Despite requests from Senate committees and the media, the details of the Nauruan MOU and these contracts have never been revealed. The Albanese government has repeatedly invoked public interest immunity, citing justifications such as national security, foreign relations and commercial interests.
Labor’s response marks further blatant violations of basic legal and democratic rights, and neo-colonial bullying of the Nauruan government, whose revenue largely depends on the Australian payments.
The 2023 NZYQ ruling overturned a notorious regime—maintained for nearly two decades by Labor and Coalition governments alike and sanctioned by the High Court itself—of incarcerating non-citizens indefinitely if they could not be deported, usually because they were stateless or their previous home countries would not accept them.
Since the NZYQ case, the Labor government has gone to ever-greater lengths to demonise, re-detain or deport the people it had been forced to release. It introduced legislation six times to evade the ruling, including by imposing curfews, shackling and preventative detention, defying High Court rulings that these measures also violated the separation of powers in the 1901 Australian Constitution, which reserves to the courts the power to inflict criminal punishment.

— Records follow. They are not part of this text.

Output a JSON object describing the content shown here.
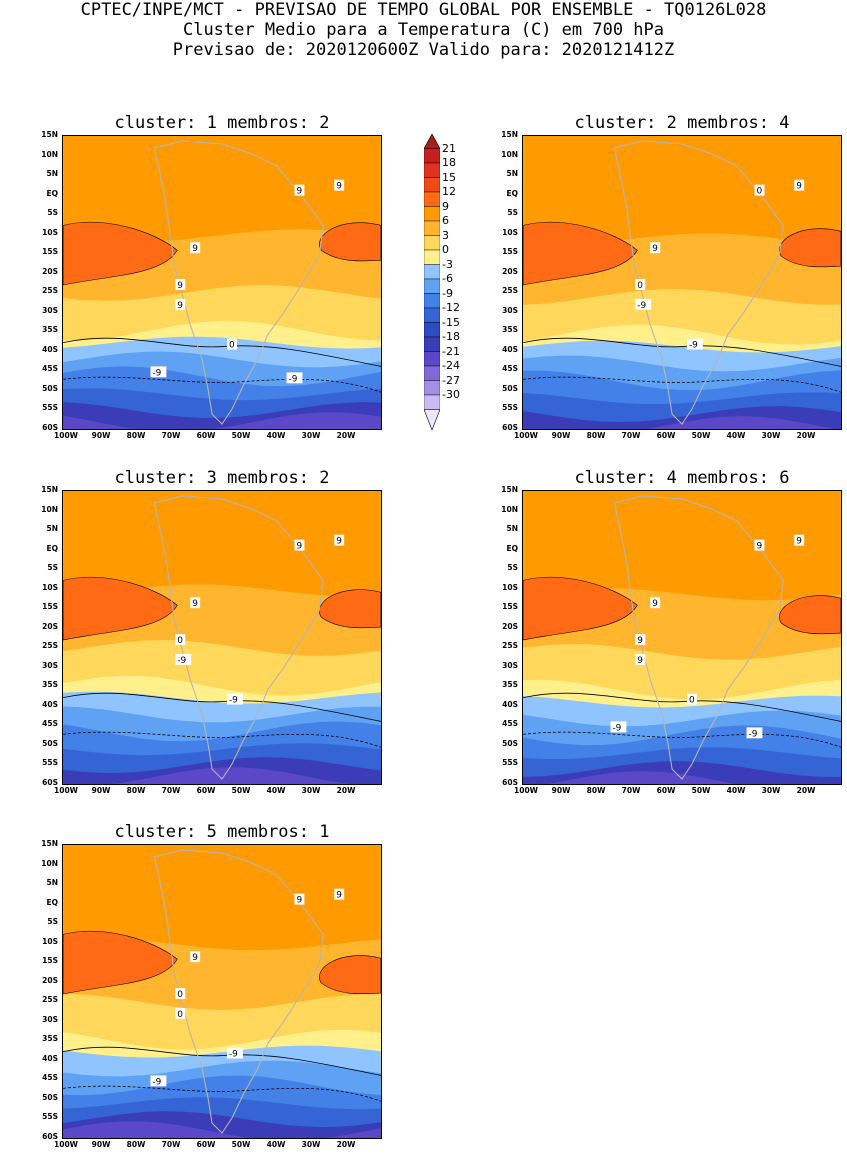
{
  "header": {
    "line1": "CPTEC/INPE/MCT - PREVISAO DE TEMPO GLOBAL POR ENSEMBLE - TQ0126L028",
    "line2": "Cluster Medio para a Temperatura (C) em 700 hPa",
    "line3": "Previsao de: 2020120600Z   Valido para: 2020121412Z"
  },
  "axes": {
    "lat_labels": [
      "15N",
      "10N",
      "5N",
      "EQ",
      "5S",
      "10S",
      "15S",
      "20S",
      "25S",
      "30S",
      "35S",
      "40S",
      "45S",
      "50S",
      "55S",
      "60S"
    ],
    "lon_labels": [
      "100W",
      "90W",
      "80W",
      "70W",
      "60W",
      "50W",
      "40W",
      "30W",
      "20W"
    ]
  },
  "panels": [
    {
      "title": "cluster: 1   membros: 2",
      "contour_labels": [
        "9",
        "9",
        "9",
        "9",
        "9",
        "0",
        "-9",
        "-9"
      ]
    },
    {
      "title": "cluster: 2   membros: 4",
      "contour_labels": [
        "9",
        "9",
        "0",
        "0",
        "-9",
        "-9"
      ]
    },
    {
      "title": "cluster: 3   membros: 2",
      "contour_labels": [
        "9",
        "9",
        "9",
        "0",
        "-9",
        "-9"
      ]
    },
    {
      "title": "cluster: 4   membros: 6",
      "contour_labels": [
        "9",
        "9",
        "9",
        "9",
        "9",
        "0",
        "-9",
        "-9"
      ]
    },
    {
      "title": "cluster: 5   membros: 1",
      "contour_labels": [
        "9",
        "9",
        "9",
        "0",
        "0",
        "-9",
        "-9"
      ]
    }
  ],
  "legend": {
    "labels": [
      "21",
      "18",
      "15",
      "12",
      "9",
      "6",
      "3",
      "0",
      "-3",
      "-6",
      "-9",
      "-12",
      "-15",
      "-18",
      "-21",
      "-24",
      "-27",
      "-30"
    ],
    "colors": [
      "#a51d1d",
      "#c81e1e",
      "#e0321e",
      "#f04b16",
      "#ff6a14",
      "#ff9a00",
      "#ffb52e",
      "#ffd75a",
      "#fff08c",
      "#8fc4ff",
      "#5fa2f4",
      "#4380e8",
      "#3564d4",
      "#2f4cc4",
      "#3a3cb8",
      "#5a48c8",
      "#8069d8",
      "#a58fe6",
      "#c9baf2",
      "#eee7fb"
    ]
  }
}
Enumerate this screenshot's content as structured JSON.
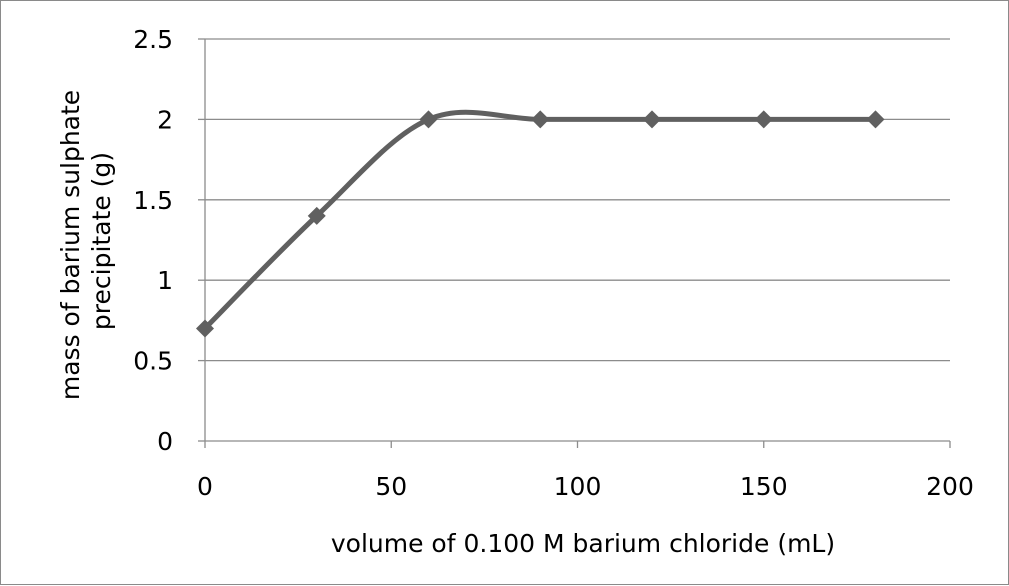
{
  "chart_data": {
    "type": "line",
    "title": "",
    "xlabel": "volume of 0.100 M barium chloride (mL)",
    "ylabel_lines": [
      "mass of barium sulphate",
      "precipitate (g)"
    ],
    "x": [
      0,
      30,
      60,
      90,
      120,
      150,
      180
    ],
    "series": [
      {
        "values": [
          0.7,
          1.4,
          2.0,
          2.0,
          2.0,
          2.0,
          2.0
        ]
      }
    ],
    "xlim": [
      0,
      200
    ],
    "ylim": [
      0,
      2.5
    ],
    "x_ticks": [
      "0",
      "50",
      "100",
      "150",
      "200"
    ],
    "y_ticks": [
      "0",
      "0.5",
      "1",
      "1.5",
      "2",
      "2.5"
    ],
    "grid": "horizontal major gridlines",
    "line_style": "smoothed",
    "marker": "diamond",
    "series_color": "#606060",
    "grid_color": "#8c8c8c",
    "legend": "none"
  }
}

This is in line with Labor’s record. In 1992, the Keating Labor government was the first to impose mandatory detention of asylum seekers. That paved the way for the “Pacific solution” of offshore detention in 2001, which Labor also backed, creating an Australian “model” that other capitalist governments have since emulated.
Prime Minister Anthony Albanese’s government is now going further, matching regimes being implemented by governments across Europe and internationally, spearheaded by the Trump administration’s fascistic Immigration and Customs Enforcement (ICE) raids, detentions and mass deportations in the US.

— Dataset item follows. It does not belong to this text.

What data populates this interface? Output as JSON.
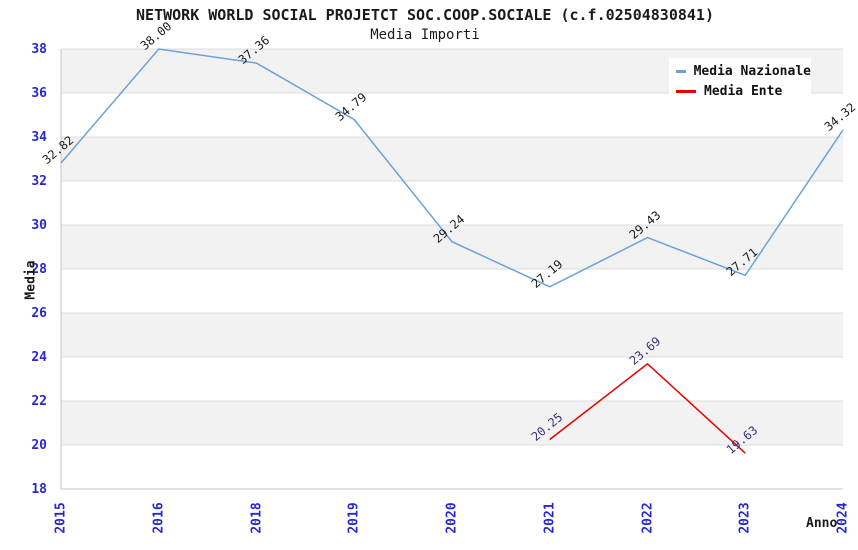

In March, having supported the illegal US and Israeli war against Iran and in Lebanon, killing thousands of people, the Labor government also rushed a bill through parliament to block entry to anyone trying to flee to safety, even if they hold a valid visiting visa.
Amid an ongoing cost-of-living and housing crisis, and facing growing working-class disaffection, Labor is trying to blame refugees, together with other immigrants and international students for the deteriorating social conditions, just like the far-right anti-immigrant One Nation and the Coalition.
On every continent, the media and political establishments are seeking to whip up anti-immigrant sentiment, nationalism and patriotism to divide the working class globally and divert the discontent away from the staggering accumulation of wealth by the billionaires and the underlying capitalist profit system itself.
Against this poison, workers and young people must defend the basic democratic right of people to live and work wherever they choose, with full social and citizenship rights. This is essential for a unified mass movement of the working class worldwide to take power to reorganise society on a socialist basis, for human and social need, not corporate profit.